Développer les politiques de médiation pour les jeunes

5. Reconnaître l’apport culturel et artistique des jeunes en tant que tel – ne pas les catégoriser comme un segment de population spécifique mais les considérer comme des personnes à part entière – et adjoindre au Pass culture national de véritables dispositifs de médiation pour accompagner les jeunes dans la découverte de la diversité de la création et dans leurs pratiques artistiques et culturelles.

6. Accompagner les expressions citoyennes et mettre en œuvre pour toutes et tous des “parcours d’éducation artistique et culturelle” afin de favoriser l’accès de chacune et de chacun à ses propres capacités sensibles et créatives, dès l’école et tout au long de la vie.

7. Renforcer le lien entre culture et éducation, notamment les dispositifs d’éducation à l’image, à la fois au niveau interministériel et dans les territoires via les Conseils locaux des territoires pour la culture.

Promouvoir l’égalité femme/homme

8. Mettre en œuvre de manière volontariste et dans le respect des procédures de recrutement l’égale représentation et financement des femmes et des hommes dans la création artistique et aux responsabilités culturelles.

9. Prendre en compte le respect de la parité dans l’usage de l’argent public.

10. Veiller aux objectifs de la parité et de la nécessaire sensibilisation à l’égalité femme/homme dans l’ensemble des champs de l’action publique, notamment dans les politiques d’éducation artistique et culturelle ainsi que dans l’enseignement artistique.
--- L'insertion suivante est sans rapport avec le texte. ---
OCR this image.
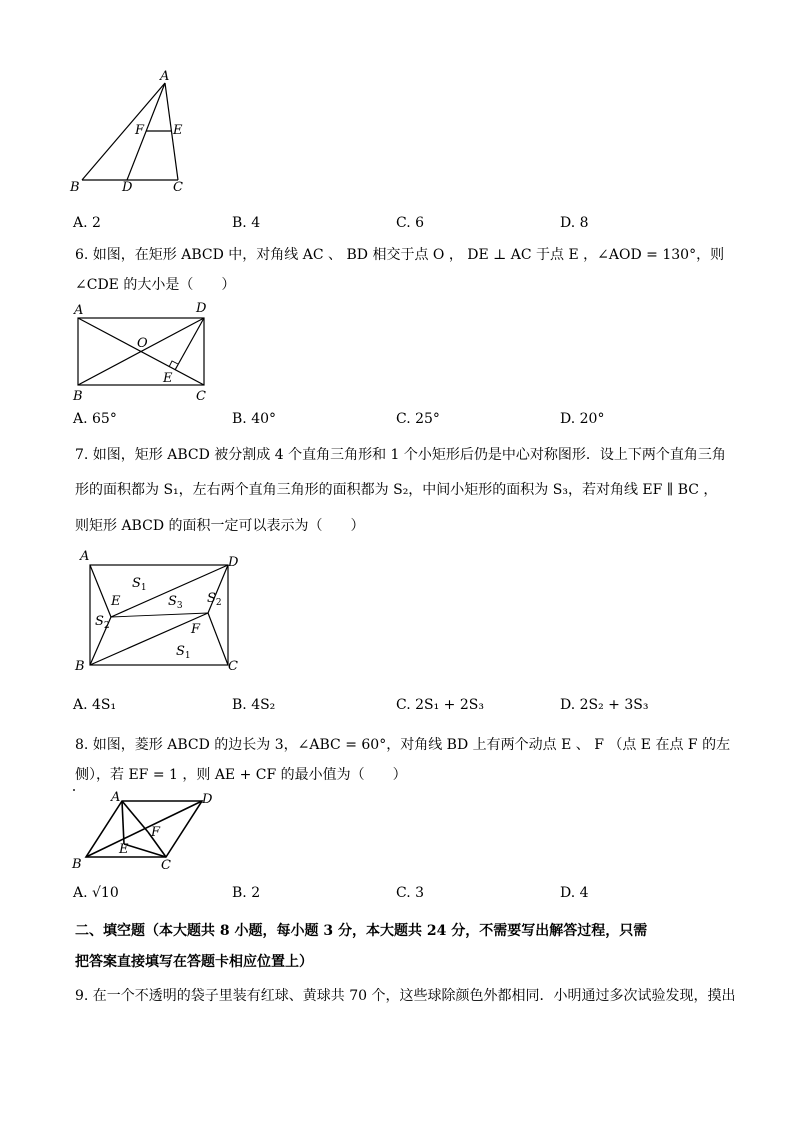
A
B	D	C
F E
A. 2	B. 4	C. 6	D. 8
6. 如图，在矩形 ABCD 中，对角线 AC 、 BD 相交于点 O ， DE ⊥ AC 于点 E ，∠AOD = 130°，则
∠CDE 的大小是（　　）
A	D
B	C
O
E
A. 65°	B. 40°	C. 25°	D. 20°
7. 如图，矩形 ABCD 被分割成 4 个直角三角形和 1 个小矩形后仍是中心对称图形．设上下两个直角三角
形的面积都为 S₁，左右两个直角三角形的面积都为 S₂，中间小矩形的面积为 S₃，若对角线 EF ∥ BC ，
则矩形 ABCD 的面积一定可以表示为（　　）
A	D
B	C
E
F
$S_1$
$S_3$ $S_2$
$S_2$
$S_1$
A. 4S₁	B. 4S₂	C. 2S₁ + 2S₃	D. 2S₂ + 3S₃
8. 如图，菱形 ABCD 的边长为 3，∠ABC = 60°，对角线 BD 上有两个动点 E 、 F （点 E 在点 F 的左
侧），若 EF = 1 ，则 AE + CF 的最小值为（　　）
A	D
B	C
E
F
A. √10	B. 2	C. 3	D. 4
二、填空题（本大题共 8 小题，每小题 3 分，本大题共 24 分，不需要写出解答过程，只需
把答案直接填写在答题卡相应位置上）
9. 在一个不透明的袋子里装有红球、黄球共 70 个，这些球除颜色外都相同．小明通过多次试验发现，摸出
Refléter la diversité de la société française

11. Œuvrer à une meilleure représentation sur les scènes publiques, dans l’offre culturelle et dans les processus de médiation, de production et de création, de la diversité des personnes qui composent aujourd’hui la société française métropolitaine et ultramarine.

12. Placer l’objectif de traduire, dans la médiation comme dans l’accès aux arts et à la culture ainsi qu’aux pratiques, la diversité sociale de la population.

Reconnaitre et accompagner les personnes en situation de handicap

13. Reconnaître la valeur culturelle propre des personnes en situation de handicap – le handicap non comme un problème mais comme une richesse – via la promotion de la partici¬pa¬tion et de la contribution des personnes en situation de handicap à la vie culturelle partagée.

III – La culture partout – création et pratiques – œuvres et fêtes – jour et nuit – cultures du monde et expressions traditionnelles et régionales – cinémas et librairies – artisanats – tiers lieux – tourisme…

Mieux reconnaître et accompagner la diversité de la création et des pratiques artistiques et culturelles

14. Intégrer toutes les pratiques artistiques et culturelles, toutes les esthétiques qu’elles soient savantes ou populaires, professionnelles ou en amateur (bals, fêtes, carnavals…) dans les objectifs des politiques culturelles et promouvoir la visibilité, la rencontre et l’échange des cultures du monde, des cultures traditionnelles, des langues régionales et minoritaires.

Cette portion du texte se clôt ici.